Obama arrives in Riyadh to open Muslim dialogue
US president begins latest bid to open dialogue with Arab world by paying call on Saudi King Abdullah, guardian of Islam's sacred sites in Mecca and Medina. 'We have a strategic relationship,' he says. Later, Obama to deliver speech in Cairo aiming to set new tone in America's often-strained dealings with world's 1.5 billion Muslims
"The United States and Saudi Arabia have a long history of friendship. We have a strategic relationship," Obama said as he visited the monarch's desert horse farm. The US president called Abdullah wise and gracious, adding: "I am confident that working together that the United States and Saudi Arabia can make progress on a whole host of issues of mutual interest."
In turn, Abdullah expressed his "best wishes to the friendly American people who are represented by a distinguished man who deserves to be in this position."
Earlier, the king greeted Obama at Riyadh's main airport with a ceremony when the new US president arrived after an overnight flight from Washington. Each country's national anthem was played, the Saudi national guard was on hand and there was a 21-gun salute.

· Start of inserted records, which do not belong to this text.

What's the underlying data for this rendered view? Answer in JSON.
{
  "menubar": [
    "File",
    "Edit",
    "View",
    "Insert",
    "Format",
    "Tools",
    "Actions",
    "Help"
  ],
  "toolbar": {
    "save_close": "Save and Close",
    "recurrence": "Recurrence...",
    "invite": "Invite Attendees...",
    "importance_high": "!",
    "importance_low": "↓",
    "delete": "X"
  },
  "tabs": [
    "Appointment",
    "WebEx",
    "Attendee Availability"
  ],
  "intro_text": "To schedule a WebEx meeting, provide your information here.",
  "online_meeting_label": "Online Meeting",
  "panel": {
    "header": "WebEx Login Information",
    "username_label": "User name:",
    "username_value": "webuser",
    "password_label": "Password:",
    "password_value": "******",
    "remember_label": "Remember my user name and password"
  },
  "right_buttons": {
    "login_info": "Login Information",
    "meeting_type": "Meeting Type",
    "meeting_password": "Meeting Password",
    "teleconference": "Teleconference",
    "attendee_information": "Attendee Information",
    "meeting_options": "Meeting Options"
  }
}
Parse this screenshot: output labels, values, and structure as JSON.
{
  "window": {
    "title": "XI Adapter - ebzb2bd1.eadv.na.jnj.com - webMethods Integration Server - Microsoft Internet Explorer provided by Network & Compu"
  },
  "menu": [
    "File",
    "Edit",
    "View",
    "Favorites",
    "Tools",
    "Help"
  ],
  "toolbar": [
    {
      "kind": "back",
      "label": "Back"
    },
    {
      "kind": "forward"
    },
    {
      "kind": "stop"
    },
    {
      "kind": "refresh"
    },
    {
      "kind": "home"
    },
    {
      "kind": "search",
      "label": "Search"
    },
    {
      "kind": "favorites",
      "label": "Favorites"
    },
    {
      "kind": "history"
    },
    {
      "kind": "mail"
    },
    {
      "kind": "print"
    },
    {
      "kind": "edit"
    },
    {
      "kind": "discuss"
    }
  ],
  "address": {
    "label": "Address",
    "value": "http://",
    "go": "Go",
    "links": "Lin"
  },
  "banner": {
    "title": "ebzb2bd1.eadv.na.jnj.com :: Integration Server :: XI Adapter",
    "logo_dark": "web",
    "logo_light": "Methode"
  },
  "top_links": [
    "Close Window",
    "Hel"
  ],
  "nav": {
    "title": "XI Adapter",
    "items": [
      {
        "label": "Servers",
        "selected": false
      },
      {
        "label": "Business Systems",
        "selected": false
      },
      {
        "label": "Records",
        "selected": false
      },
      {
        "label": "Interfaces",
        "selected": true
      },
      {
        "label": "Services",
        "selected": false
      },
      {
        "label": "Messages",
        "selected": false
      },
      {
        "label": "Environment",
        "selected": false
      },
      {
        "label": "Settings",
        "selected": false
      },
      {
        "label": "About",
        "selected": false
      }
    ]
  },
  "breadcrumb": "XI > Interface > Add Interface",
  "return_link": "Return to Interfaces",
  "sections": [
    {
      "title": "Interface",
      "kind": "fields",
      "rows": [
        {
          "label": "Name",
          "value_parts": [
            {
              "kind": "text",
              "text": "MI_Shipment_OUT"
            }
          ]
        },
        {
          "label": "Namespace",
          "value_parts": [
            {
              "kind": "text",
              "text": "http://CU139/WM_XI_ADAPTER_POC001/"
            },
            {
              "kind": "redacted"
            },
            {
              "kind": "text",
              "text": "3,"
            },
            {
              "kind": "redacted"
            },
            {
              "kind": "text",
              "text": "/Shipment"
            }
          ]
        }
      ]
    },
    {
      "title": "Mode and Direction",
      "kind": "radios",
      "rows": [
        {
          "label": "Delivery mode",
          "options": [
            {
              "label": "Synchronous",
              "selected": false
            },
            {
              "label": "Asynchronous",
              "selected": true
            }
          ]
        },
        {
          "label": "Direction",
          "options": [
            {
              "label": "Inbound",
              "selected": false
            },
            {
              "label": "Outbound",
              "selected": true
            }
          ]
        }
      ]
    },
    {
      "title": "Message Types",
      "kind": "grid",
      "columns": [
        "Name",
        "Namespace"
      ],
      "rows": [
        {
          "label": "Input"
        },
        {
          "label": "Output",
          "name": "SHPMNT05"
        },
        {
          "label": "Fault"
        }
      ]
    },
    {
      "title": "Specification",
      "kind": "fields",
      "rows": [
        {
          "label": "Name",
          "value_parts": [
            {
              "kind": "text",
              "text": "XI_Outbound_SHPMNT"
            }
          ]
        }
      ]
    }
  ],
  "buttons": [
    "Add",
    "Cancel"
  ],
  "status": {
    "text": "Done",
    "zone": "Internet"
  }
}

Obama and Abdullah then sat together in gilded chairs, sipped cardamom-flavored Arabic coffee from small cups and chatted briefly in public before retreating to hold private talks on a range of issues.
Around the same time Air Force One touched down in the country, pan-Arab Al-Jazeera Television broadcast a new audio tape from Osama bin Laden in which he threatened Americans and said Obama inflamed hatred toward the US by ordering Pakistan to crack down on militants in Swat Valley and block Islamic law there.
Saudi Arabia is a stopover en route to Cairo, where Obama is set to deliver a speech that he's been promising since last year's election campaign — aiming to set a new tone in America's often-strained dealings with the world's 1.5 billion Muslims.
With Abdullah alongside him, Obama told reporters: "I thought it was very important to come to the place where Islam began and to seek his majesty's counsel and to discuss with him many of the issues that we confront here in the Middle East."
In a pre-trip interview with the BBC, Obama set the tone for his swing through the Middle East, saying: "What we want to do is open a dialogue."
"You know, there are misapprehensions about the West, on the part of the Muslim world. And, obviously, there are some big misapprehensions about the Muslim world when it comes to those of us in the West," Obama said.
Looking for help on Yemeni detainees
Many of those Muslims still smolder over Iraq, Guantanamo and unflinching US support of Israel, but they are hoping the son of a Kenyan Muslim who lived part of his childhood in Indonesia, the world's most populous Muslim country, can help chart a new course.
Aides cautioned that Obama was not out to break new policy ground in his Cairo speech, which follows visits to Turkey and Iraq in April and a series of outreach efforts including a Persian New Year video and a student town hall in Istanbul. And they said the president is not expecting quick results, even though the speech will be distributed as widely as possible.
"We don't expect that everything will change after one speech," White House spokesman Robert Gibbs said Tuesday. "I think it will take a sustained effort and that's what the president is in for."
'Open a dialogue.' Obama with Saudi King Abdullah (Photo: AFP)
Officials said Obama also wouldn't flinch from difficult topics, whether it's the Iraq and Afghanistan conflicts, the goal of a Palestinian state or democracy and human rights. Obama has been criticized for setting the address in Egypt, where President Hosni Mubarak has jailed dissidents and clung to power for nearly three decades.
In Riyadh, the president was talking to Abdullah about a host of thorny problems, from Arab-Israeli peace efforts to Iran's nuclear program. The Saudis have voiced growing concern in private that an Iranian bomb could unleash a nuclear arms race in the region.
The surge in oil prices also was on the agenda. Crude topped $68 a barrel this week, sparking fears that a fresh jump in energy costs could snuff out early sparks of a recovery from a deep global slump.
Obama likely will be looking for help from Saudi Arabia on what to do with some 100 Yemeni detainees locked up in the Guantanamo Bay prison. Discussions over where to send the Yemeni detainees have complicated Obama's plan to close the prison.
The US has been hesitant to send them home because of Yemen's history of either releasing extremists or allowing them to escape from prison.
Instead, the Obama administration has been negotiating with Saudi Arabia and Yemen for months to send them to Saudi terrorist rehabilitation centers.
The president was to stay overnight at the king's farm outside Riyadh. Abdullah, who hosted then-President George W. Bush at the ranch in January of last year, keeps some 260 Arabian horses on its sprawling grounds in air-conditioned comfort.
In any effort to court Muslims, the Saudis will be key — not just for their oil wealth, but by virtue of the authority they wield at the center of Arab history and culture.
Obama's meeting with the 84-year-old Abdullah was his second in three months. The two saw each other at the G-20 summit in London, a meeting both sides called friendly and productive. Perhaps a bit too friendly: Critics accused Obama of bowing to the Saudi monarch during a photo-op. The White House maintained he was merely bending to shake hands with a shorter man.